“Change” is a crucial word when it comes to the world of professional wrestling, because while it is vital to the success of any company, you have to have a huge set of Spauldings to implement it. That’s simply because it comes with both great chance and risk. If you succeed, you change the course of history, but if you fail, there’s the possibility of taking all those trinkets off your desk at work, putting them in a small cardboard box, putting that small box in the trunk of your car, and going home forever.

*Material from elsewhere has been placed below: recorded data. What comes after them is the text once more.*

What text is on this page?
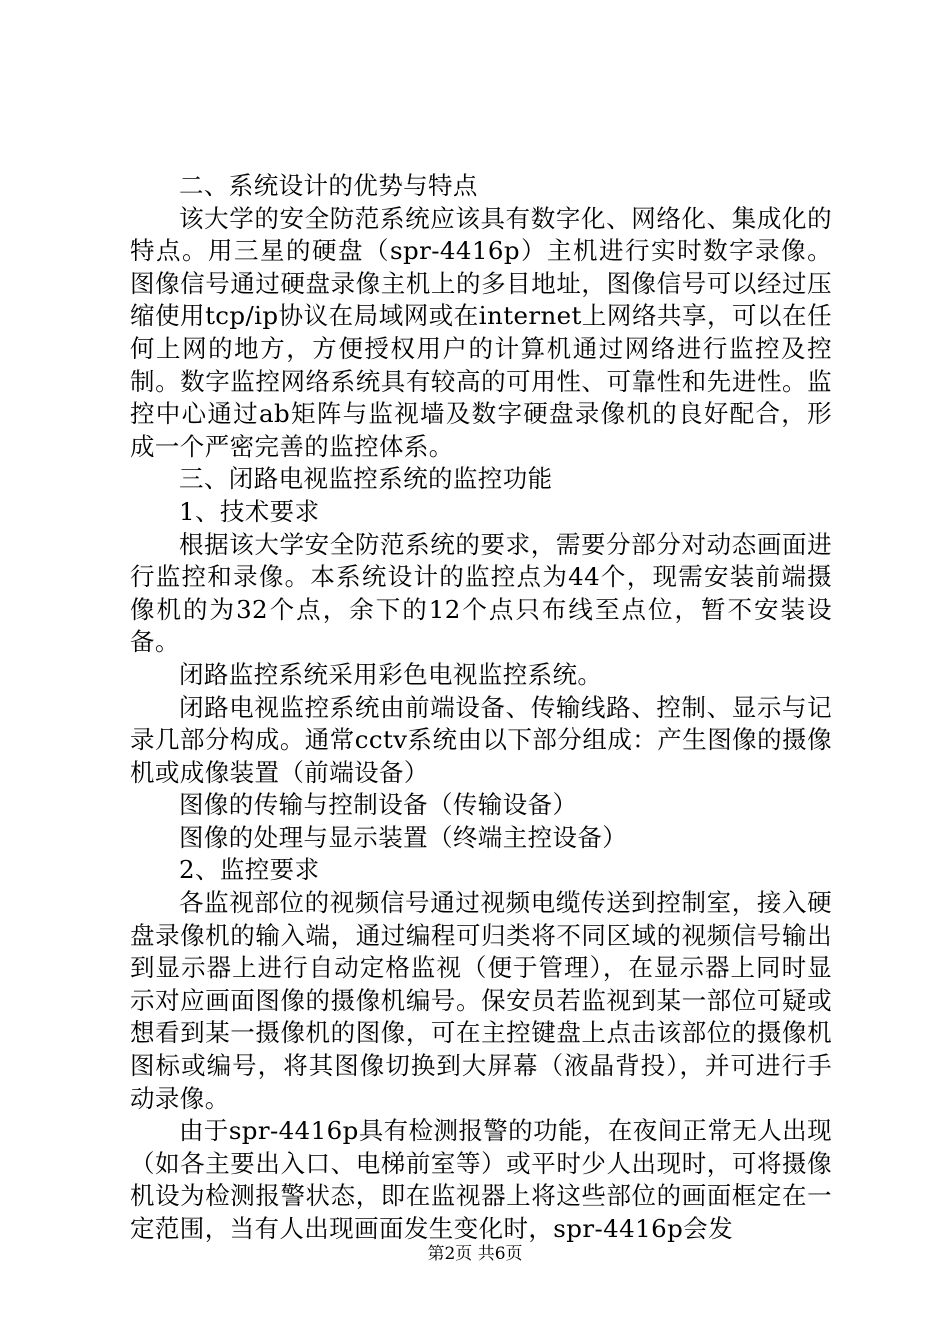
二、系统设计的优势与特点

该大学的安全防范系统应该具有数字化、网络化、集成化的特点。用三星的硬盘（spr-4416p）主机进行实时数字录像。图像信号通过硬盘录像主机上的多目地址，图像信号可以经过压缩使用tcp/ip协议在局域网或在internet上网络共享，可以在任何上网的地方，方便授权用户的计算机通过网络进行监控及控制。数字监控网络系统具有较高的可用性、可靠性和先进性。监控中心通过ab矩阵与监视墙及数字硬盘录像机的良好配合，形成一个严密完善的监控体系。

三、闭路电视监控系统的监控功能

1、技术要求

根据该大学安全防范系统的要求，需要分部分对动态画面进行监控和录像。本系统设计的监控点为44个，现需安装前端摄像机的为32个点，余下的12个点只布线至点位，暂不安装设备。

闭路监控系统采用彩色电视监控系统。

闭路电视监控系统由前端设备、传输线路、控制、显示与记录几部分构成。通常cctv系统由以下部分组成：产生图像的摄像机或成像装置（前端设备）

图像的传输与控制设备（传输设备）

图像的处理与显示装置（终端主控设备）

2、监控要求

各监视部位的视频信号通过视频电缆传送到控制室，接入硬盘录像机的输入端，通过编程可归类将不同区域的视频信号输出到显示器上进行自动定格监视（便于管理），在显示器上同时显示对应画面图像的摄像机编号。保安员若监视到某一部位可疑或想看到某一摄像机的图像，可在主控键盘上点击该部位的摄像机图标或编号，将其图像切换到大屏幕（液晶背投），并可进行手动录像。

由于spr-4416p具有检测报警的功能，在夜间正常无人出现（如各主要出入口、电梯前室等）或平时少人出现时，可将摄像机设为检测报警状态，即在监视器上将这些部位的画面框定在一定范围，当有人出现画面发生变化时，spr-4416p会发

第2页 共6页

Many times, even though the gamble is a calculated one, it’s a crap shoot. However, failing to take that chance whatsoever will slowly-but-surely cripple your business over the years as the WWE has proven for the last decade and a half. Since the Attitude Era, there has been no change at all in the WWE, and over the past 14-plus years, they have lost over half of their audience in the process.

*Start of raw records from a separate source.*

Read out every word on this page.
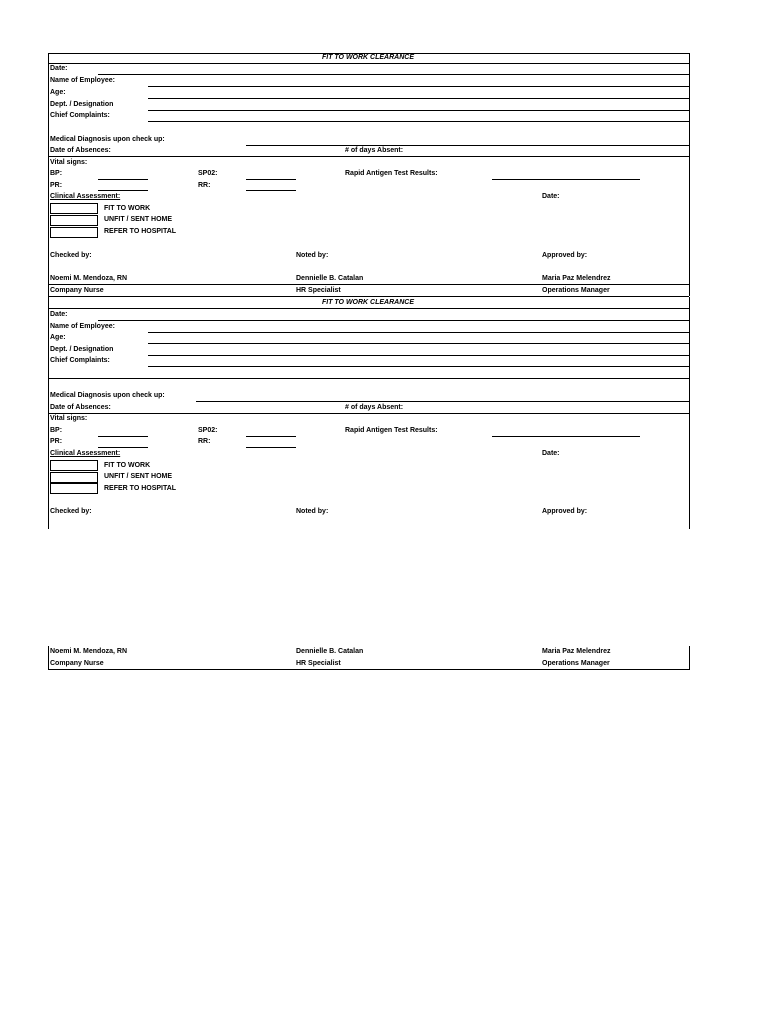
FIT TO WORK CLEARANCE
Date:
Name of Employee:
Age:
Dept. / Designation
Chief Complaints:
Medical Diagnosis upon check up:
Date of Absences:	# of days Absent:
Vital signs:
BP:	SP02:	Rapid Antigen Test Results:
PR:	RR:
Clinical Assessment:	Date:
FIT TO WORK
UNFIT / SENT HOME
REFER TO HOSPITAL
Checked by:	Noted by:	Approved by:
Noemi M. Mendoza, RN	Dennielle B. Catalan	Maria Paz Melendrez
Company Nurse	HR Specialist	Operations Manager
FIT TO WORK CLEARANCE
Date:
Name of Employee:
Age:
Dept. / Designation
Chief Complaints:
Medical Diagnosis upon check up:
Date of Absences:	# of days Absent:
Vital signs:
BP:	SP02:	Rapid Antigen Test Results:
PR:	RR:
Clinical Assessment:	Date:
FIT TO WORK
UNFIT / SENT HOME
REFER TO HOSPITAL
Checked by:	Noted by:	Approved by:
Noemi M. Mendoza, RN	Dennielle B. Catalan	Maria Paz Melendrez
Company Nurse	HR Specialist	Operations Manager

Being stagnant ultimately kills.
ECW, Paul Heyman, and everybody associated with that company’s name, changed the wrestling business forever. With the NWO, Eric Bischoff, Scott Hall and Kevin Nash brought the wrestling business to a whole new level. “Hollywood” Hulk Hogan reinvented his career with a ballsy, risky character transition. DX, The Rock, Mick Foley, “Stone Cold” Steve Austin, Chyna, Sable, and the rest of that entire crew, put Attitude in the business and it hasn’t been the same since.
Greatness is all about change. Daring to reinvent yourself rather than remain “safe” by doing what you’ve been doing for years, not only makes you relevant again, but in the “business” of professional wrestling, it can once again line your pockets with cash.

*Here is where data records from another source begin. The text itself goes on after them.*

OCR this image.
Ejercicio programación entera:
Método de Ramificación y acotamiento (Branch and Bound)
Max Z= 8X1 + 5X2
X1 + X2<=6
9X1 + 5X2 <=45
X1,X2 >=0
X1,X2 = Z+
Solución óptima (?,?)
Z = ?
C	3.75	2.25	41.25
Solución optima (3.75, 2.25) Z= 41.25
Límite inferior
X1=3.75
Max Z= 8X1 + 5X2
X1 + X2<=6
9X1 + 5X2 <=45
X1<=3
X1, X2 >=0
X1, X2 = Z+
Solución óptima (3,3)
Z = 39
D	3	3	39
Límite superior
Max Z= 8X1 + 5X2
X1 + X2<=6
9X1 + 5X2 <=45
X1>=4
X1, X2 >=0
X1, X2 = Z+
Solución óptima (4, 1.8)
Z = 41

Say what you will about Hogan, but having the BALLS to switch from red and yellow to black and white, made him more valuable than he was when he led the WWE into their first WrestleMania. Hogan took a great gamble, but having the confidence in both himself and Eric, he rewrote history once again.
Looking back at his years in both WCW and TNA, why would Sting choose to ever change? The man was a legitimate icon for well over a decade with his short, spiked, blonde hair and his vibrant, colorful face paint. He cupped his hands to his mouth, hollered, and he was over. That’s all he ever needed to do. But, times were changing in professional wrestling, and Sting realized that if he didn’t reinvent himself to once again become relevant, he could just turn into the legend who didn’t know when to walk. So “Crow Sting” was born. And, because it was STILL Steve Borden behind the make-up, “Crow Sting” became more over than perhaps even “Venice Beach” Sting was.